Tongal is helping bring together brands with emerging filmmakers by giving them the opportunity to create their own Alien short film. While this is a bit of old news, I’d missed it, and it’s a pretty cool use of branded content by a Studio.
What I’m Reading – VR/AR/AI:
VR might be the future, but it’s not gonna be made at Google – Google is reportedly shutting down its in-house VR film studio. Is this a sign that others can make it better, or that it’s just not working? I think the jury is still out, but this is a set-back, for sure.
At SXSW, filmmaker Brillhart is looking into the ‘uncharted territories’ of VR, AR A good summary of what Jessica Brillhart is up to post-Google, which is a good hint at where the field should be going next. Among her projects – VR for people with disabilities, spatial audio and experimentation: ““The systems in place are trying to keep something contained that should be constantly evolving,” she said. “Immersive cannot be contained. What we should fear the most isn’t disruption, it’s thinking things will always stay the same. No matter what the old guard says, our generation gets this stuff.”

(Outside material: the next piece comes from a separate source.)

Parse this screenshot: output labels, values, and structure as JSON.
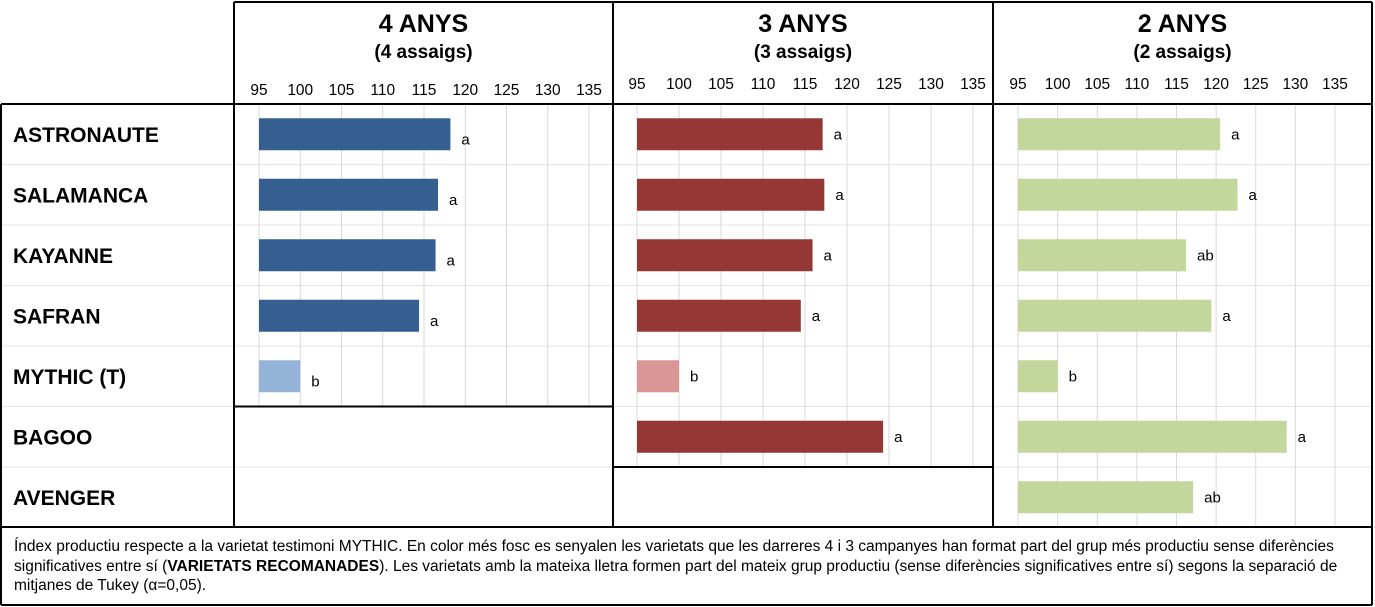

The AI-Art Gold Rush is here: The Atlantic reports on the rise of AI-generated art – we’ve now had AI art at auction, in gallery shows, and smart folks are starting to use it to not just create new art, but predict what will become popular and do well in the marketplace. Don’t think for one second that film is immune to this either, as AI, CG and similar wizardry simultaneously improves, we’ll have AI-created films gunning for the Oscars, as well as AI algorithms determining what we watch (oh wait, we already have that…).
Morpholio let’s you walk into any sketch via A/R. While this is being touted as a platform for architects, designers and real estate folks, I could see some cool uses for film production – running through your set, blocking the scene, etc.